Problem-solving: Cooking Methods

It also became abundantly clear that stove-top cooking wasn't going to work if I needed to be seated in the kitchen.

Fortunately, I had discovered the wonderful world of crockpot slow cooking prior to my diagnosis of fibromyalgia. With a substantial library of slow cooker cookbooks at hand, as well as hundreds of recipes available free online, it was easy to get started making budget-conscious and great-tasting meals again. Plus this method of cooking lends itself to tackling cooking in easy steps and taking breaks in-between. For example: I can prep the ingredients early in the day, assemble everything in the crockpot for cooking a few hours later, serve the meal several hours after that and be left with an easy clean up before bed.

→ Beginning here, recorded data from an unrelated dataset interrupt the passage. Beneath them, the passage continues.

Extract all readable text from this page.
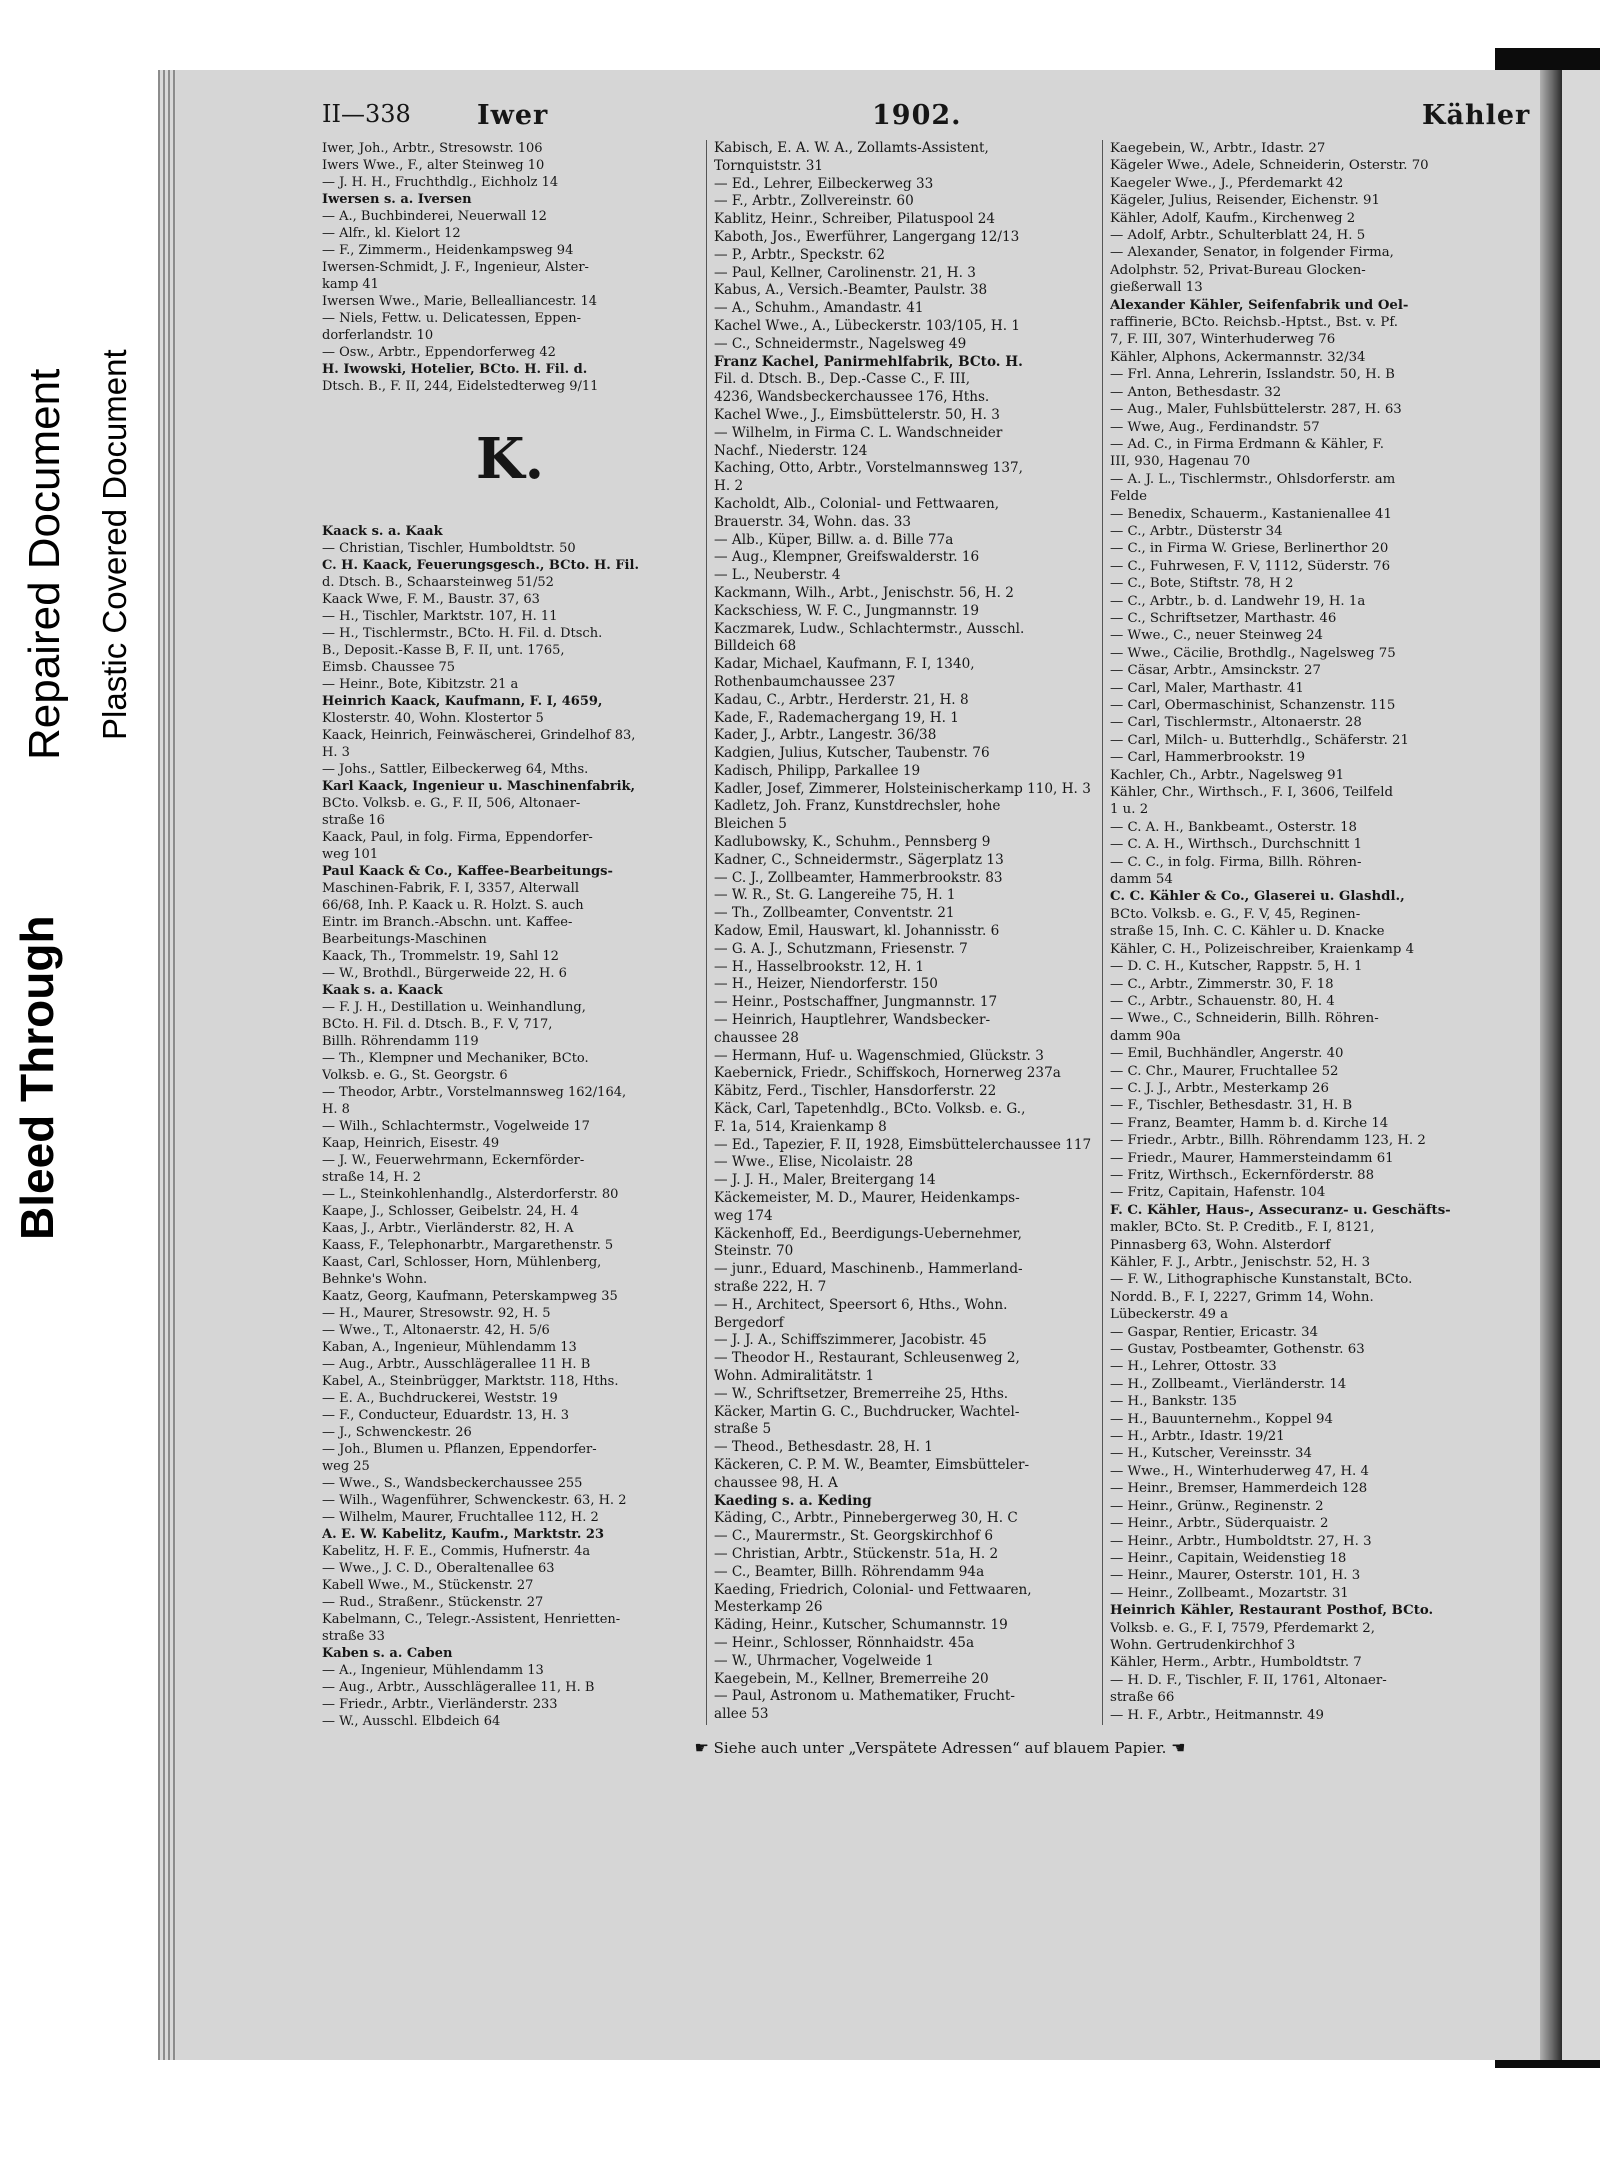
Bleed Through
Repaired Document Plastic Covered Document
II—338 Iwer	1902.	Kähler
Iwer, Joh., Arbtr., Stresowstr. 106
Iwers Wwe., F., alter Steinweg 10
— J. H. H., Fruchthdlg., Eichholz 14
Iwersen s. a. Iversen
— A., Buchbinderei, Neuerwall 12
— Alfr., kl. Kielort 12
— F., Zimmerm., Heidenkampsweg 94
Iwersen-Schmidt, J. F., Ingenieur, Alster-
kamp 41
Iwersen Wwe., Marie, Bellealliancestr. 14
— Niels, Fettw. u. Delicatessen, Eppen-
dorferlandstr. 10
— Osw., Arbtr., Eppendorferweg 42
H. Iwowski, Hotelier, BCto. H. Fil. d.
Dtsch. B., F. II, 244, Eidelstedterweg 9/11
K.
Kaack s. a. Kaak
— Christian, Tischler, Humboldtstr. 50
C. H. Kaack, Feuerungsgesch., BCto. H. Fil.
d. Dtsch. B., Schaarsteinweg 51/52
Kaack Wwe, F. M., Baustr. 37, 63
— H., Tischler, Marktstr. 107, H. 11
— H., Tischlermstr., BCto. H. Fil. d. Dtsch.
B., Deposit.-Kasse B, F. II, unt. 1765,
Eimsb. Chaussee 75
— Heinr., Bote, Kibitzstr. 21 a
Heinrich Kaack, Kaufmann, F. I, 4659,
Klosterstr. 40, Wohn. Klostertor 5
Kaack, Heinrich, Feinwäscherei, Grindelhof 83,
H. 3
— Johs., Sattler, Eilbeckerweg 64, Mths.
Karl Kaack, Ingenieur u. Maschinenfabrik,
BCto. Volksb. e. G., F. II, 506, Altonaer-
straße 16
Kaack, Paul, in folg. Firma, Eppendorfer-
weg 101
Paul Kaack & Co., Kaffee-Bearbeitungs-
Maschinen-Fabrik, F. I, 3357, Alterwall
66/68, Inh. P. Kaack u. R. Holzt. S. auch
Eintr. im Branch.-Abschn. unt. Kaffee-
Bearbeitungs-Maschinen
Kaack, Th., Trommelstr. 19, Sahl 12
— W., Brothdl., Bürgerweide 22, H. 6
Kaak s. a. Kaack
— F. J. H., Destillation u. Weinhandlung,
BCto. H. Fil. d. Dtsch. B., F. V, 717,
Billh. Röhrendamm 119
— Th., Klempner und Mechaniker, BCto.
Volksb. e. G., St. Georgstr. 6
— Theodor, Arbtr., Vorstelmannsweg 162/164,
H. 8
— Wilh., Schlachtermstr., Vogelweide 17
Kaap, Heinrich, Eisestr. 49
— J. W., Feuerwehrmann, Eckernförder-
straße 14, H. 2
— L., Steinkohlenhandlg., Alsterdorferstr. 80
Kaape, J., Schlosser, Geibelstr. 24, H. 4
Kaas, J., Arbtr., Vierländerstr. 82, H. A
Kaass, F., Telephonarbtr., Margarethenstr. 5
Kaast, Carl, Schlosser, Horn, Mühlenberg,
Behnke's Wohn.
Kaatz, Georg, Kaufmann, Peterskampweg 35
— H., Maurer, Stresowstr. 92, H. 5
— Wwe., T., Altonaerstr. 42, H. 5/6
Kaban, A., Ingenieur, Mühlendamm 13
— Aug., Arbtr., Ausschlägerallee 11 H. B
Kabel, A., Steinbrügger, Marktstr. 118, Hths.
— E. A., Buchdruckerei, Weststr. 19
— F., Conducteur, Eduardstr. 13, H. 3
— J., Schwenckestr. 26
— Joh., Blumen u. Pflanzen, Eppendorfer-
weg 25
— Wwe., S., Wandsbeckerchaussee 255
— Wilh., Wagenführer, Schwenckestr. 63, H. 2
— Wilhelm, Maurer, Fruchtallee 112, H. 2
A. E. W. Kabelitz, Kaufm., Marktstr. 23
Kabelitz, H. F. E., Commis, Hufnerstr. 4a
— Wwe., J. C. D., Oberaltenallee 63
Kabell Wwe., M., Stückenstr. 27
— Rud., Straßenr., Stückenstr. 27
Kabelmann, C., Telegr.-Assistent, Henrietten-
straße 33
Kaben s. a. Caben
— A., Ingenieur, Mühlendamm 13
— Aug., Arbtr., Ausschlägerallee 11, H. B
— Friedr., Arbtr., Vierländerstr. 233
— W., Ausschl. Elbdeich 64
Kabisch, E. A. W. A., Zollamts-Assistent,
Tornquiststr. 31
— Ed., Lehrer, Eilbeckerweg 33
— F., Arbtr., Zollvereinstr. 60
Kablitz, Heinr., Schreiber, Pilatuspool 24
Kaboth, Jos., Ewerführer, Langergang 12/13
— P., Arbtr., Speckstr. 62
— Paul, Kellner, Carolinenstr. 21, H. 3
Kabus, A., Versich.-Beamter, Paulstr. 38
— A., Schuhm., Amandastr. 41
Kachel Wwe., A., Lübeckerstr. 103/105, H. 1
— C., Schneidermstr., Nagelsweg 49
Franz Kachel, Panirmehlfabrik, BCto. H.
Fil. d. Dtsch. B., Dep.-Casse C., F. III,
4236, Wandsbeckerchaussee 176, Hths.
Kachel Wwe., J., Eimsbüttelerstr. 50, H. 3
— Wilhelm, in Firma C. L. Wandschneider
Nachf., Niederstr. 124
Kaching, Otto, Arbtr., Vorstelmannsweg 137,
H. 2
Kacholdt, Alb., Colonial- und Fettwaaren,
Brauerstr. 34, Wohn. das. 33
— Alb., Küper, Billw. a. d. Bille 77a
— Aug., Klempner, Greifswalderstr. 16
— L., Neuberstr. 4
Kackmann, Wilh., Arbt., Jenischstr. 56, H. 2
Kackschiess, W. F. C., Jungmannstr. 19
Kaczmarek, Ludw., Schlachtermstr., Ausschl.
Billdeich 68
Kadar, Michael, Kaufmann, F. I, 1340,
Rothenbaumchaussee 237
Kadau, C., Arbtr., Herderstr. 21, H. 8
Kade, F., Rademachergang 19, H. 1
Kader, J., Arbtr., Langestr. 36/38
Kadgien, Julius, Kutscher, Taubenstr. 76
Kadisch, Philipp, Parkallee 19
Kadler, Josef, Zimmerer, Holsteinischerkamp 110, H. 3
Kadletz, Joh. Franz, Kunstdrechsler, hohe
Bleichen 5
Kadlubowsky, K., Schuhm., Pennsberg 9
Kadner, C., Schneidermstr., Sägerplatz 13
— C. J., Zollbeamter, Hammerbrookstr. 83
— W. R., St. G. Langereihe 75, H. 1
— Th., Zollbeamter, Conventstr. 21
Kadow, Emil, Hauswart, kl. Johannisstr. 6
— G. A. J., Schutzmann, Friesenstr. 7
— H., Hasselbrookstr. 12, H. 1
— H., Heizer, Niendorferstr. 150
— Heinr., Postschaffner, Jungmannstr. 17
— Heinrich, Hauptlehrer, Wandsbecker-
chaussee 28
— Hermann, Huf- u. Wagenschmied, Glückstr. 3
Kaebernick, Friedr., Schiffskoch, Hornerweg 237a
Käbitz, Ferd., Tischler, Hansdorferstr. 22
Käck, Carl, Tapetenhdlg., BCto. Volksb. e. G.,
F. 1a, 514, Kraienkamp 8
— Ed., Tapezier, F. II, 1928, Eimsbüttelerchaussee 117
— Wwe., Elise, Nicolaistr. 28
— J. J. H., Maler, Breitergang 14
Käckemeister, M. D., Maurer, Heidenkamps-
weg 174
Käckenhoff, Ed., Beerdigungs-Uebernehmer,
Steinstr. 70
— junr., Eduard, Maschinenb., Hammerland-
straße 222, H. 7
— H., Architect, Speersort 6, Hths., Wohn.
Bergedorf
— J. J. A., Schiffszimmerer, Jacobistr. 45
— Theodor H., Restaurant, Schleusenweg 2,
Wohn. Admiralitätstr. 1
— W., Schriftsetzer, Bremerreihe 25, Hths.
Käcker, Martin G. C., Buchdrucker, Wachtel-
straße 5
— Theod., Bethesdastr. 28, H. 1
Käckeren, C. P. M. W., Beamter, Eimsbütteler-
chaussee 98, H. A
Kaeding s. a. Keding
Käding, C., Arbtr., Pinnebergerweg 30, H. C
— C., Maurermstr., St. Georgskirchhof 6
— Christian, Arbtr., Stückenstr. 51a, H. 2
— C., Beamter, Billh. Röhrendamm 94a
Kaeding, Friedrich, Colonial- und Fettwaaren,
Mesterkamp 26
Käding, Heinr., Kutscher, Schumannstr. 19
— Heinr., Schlosser, Rönnhaidstr. 45a
— W., Uhrmacher, Vogelweide 1
Kaegebein, M., Kellner, Bremerreihe 20
— Paul, Astronom u. Mathematiker, Frucht-
allee 53
Kaegebein, W., Arbtr., Idastr. 27
Kägeler Wwe., Adele, Schneiderin, Osterstr. 70
Kaegeler Wwe., J., Pferdemarkt 42
Kägeler, Julius, Reisender, Eichenstr. 91
Kähler, Adolf, Kaufm., Kirchenweg 2
— Adolf, Arbtr., Schulterblatt 24, H. 5
— Alexander, Senator, in folgender Firma,
Adolphstr. 52, Privat-Bureau Glocken-
gießerwall 13
Alexander Kähler, Seifenfabrik und Oel-
raffinerie, BCto. Reichsb.-Hptst., Bst. v. Pf.
7, F. III, 307, Winterhuderweg 76
Kähler, Alphons, Ackermannstr. 32/34
— Frl. Anna, Lehrerin, Isslandstr. 50, H. B
— Anton, Bethesdastr. 32
— Aug., Maler, Fuhlsbüttelerstr. 287, H. 63
— Wwe, Aug., Ferdinandstr. 57
— Ad. C., in Firma Erdmann & Kähler, F.
III, 930, Hagenau 70
— A. J. L., Tischlermstr., Ohlsdorferstr. am
Felde
— Benedix, Schauerm., Kastanienallee 41
— C., Arbtr., Düsterstr 34
— C., in Firma W. Griese, Berlinerthor 20
— C., Fuhrwesen, F. V, 1112, Süderstr. 76
— C., Bote, Stiftstr. 78, H 2
— C., Arbtr., b. d. Landwehr 19, H. 1a
— C., Schriftsetzer, Marthastr. 46
— Wwe., C., neuer Steinweg 24
— Wwe., Cäcilie, Brothdlg., Nagelsweg 75
— Cäsar, Arbtr., Amsinckstr. 27
— Carl, Maler, Marthastr. 41
— Carl, Obermaschinist, Schanzenstr. 115
— Carl, Tischlermstr., Altonaerstr. 28
— Carl, Milch- u. Butterhdlg., Schäferstr. 21
— Carl, Hammerbrookstr. 19
Kachler, Ch., Arbtr., Nagelsweg 91
Kähler, Chr., Wirthsch., F. I, 3606, Teilfeld
1 u. 2
— C. A. H., Bankbeamt., Osterstr. 18
— C. A. H., Wirthsch., Durchschnitt 1
— C. C., in folg. Firma, Billh. Röhren-
damm 54
C. C. Kähler & Co., Glaserei u. Glashdl.,
BCto. Volksb. e. G., F. V, 45, Reginen-
straße 15, Inh. C. C. Kähler u. D. Knacke
Kähler, C. H., Polizeischreiber, Kraienkamp 4
— D. C. H., Kutscher, Rappstr. 5, H. 1
— C., Arbtr., Zimmerstr. 30, F. 18
— C., Arbtr., Schauenstr. 80, H. 4
— Wwe., C., Schneiderin, Billh. Röhren-
damm 90a
— Emil, Buchhändler, Angerstr. 40
— C. Chr., Maurer, Fruchtallee 52
— C. J. J., Arbtr., Mesterkamp 26
— F., Tischler, Bethesdastr. 31, H. B
— Franz, Beamter, Hamm b. d. Kirche 14
— Friedr., Arbtr., Billh. Röhrendamm 123, H. 2
— Friedr., Maurer, Hammersteindamm 61
— Fritz, Wirthsch., Eckernförderstr. 88
— Fritz, Capitain, Hafenstr. 104
F. C. Kähler, Haus-, Assecuranz- u. Geschäfts-
makler, BCto. St. P. Creditb., F. I, 8121,
Pinnasberg 63, Wohn. Alsterdorf
Kähler, F. J., Arbtr., Jenischstr. 52, H. 3
— F. W., Lithographische Kunstanstalt, BCto.
Nordd. B., F. I, 2227, Grimm 14, Wohn.
Lübeckerstr. 49 a
— Gaspar, Rentier, Ericastr. 34
— Gustav, Postbeamter, Gothenstr. 63
— H., Lehrer, Ottostr. 33
— H., Zollbeamt., Vierländerstr. 14
— H., Bankstr. 135
— H., Bauunternehm., Koppel 94
— H., Arbtr., Idastr. 19/21
— H., Kutscher, Vereinsstr. 34
— Wwe., H., Winterhuderweg 47, H. 4
— Heinr., Bremser, Hammerdeich 128
— Heinr., Grünw., Reginenstr. 2
— Heinr., Arbtr., Süderquaistr. 2
— Heinr., Arbtr., Humboldtstr. 27, H. 3
— Heinr., Capitain, Weidenstieg 18
— Heinr., Maurer, Osterstr. 101, H. 3
— Heinr., Zollbeamt., Mozartstr. 31
Heinrich Kähler, Restaurant Posthof, BCto.
Volksb. e. G., F. I, 7579, Pferdemarkt 2,
Wohn. Gertrudenkirchhof 3
Kähler, Herm., Arbtr., Humboldtstr. 7
— H. D. F., Tischler, F. II, 1761, Altonaer-
straße 66
— H. F., Arbtr., Heitmannstr. 49
☛ Siehe auch unter „Verspätete Adressen“ auf blauem Papier. ☚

Another preferred cooking method is the oven. Since it is just me and my husband, we invested in a small Breville countertop oven than can cook a 13" pizza, roast a chicken, bake cookies and bake, roast, toast and broil pretty much everything else in between. A countertop oven means no bending over to get things in or out, which is another troublesome activity I talked about last week.

My Dream Kitchen

So I've come to conclusion that a remodel of my circa 1949 kitchen is the ultimate solution to my problems. Including things like pull out work surfaces that accommodate sitting for prep, lower countertops and wall ovens that minimize bending would be part of my fibro-friendly redesign. Now if I only had the money...

Until then, it's clear to me I need to keep experimenting with different ways to make the kitchen more fibro-friendly. You can help by taking a moment to share some of the kitchen and cooking tips you've discovered with me too.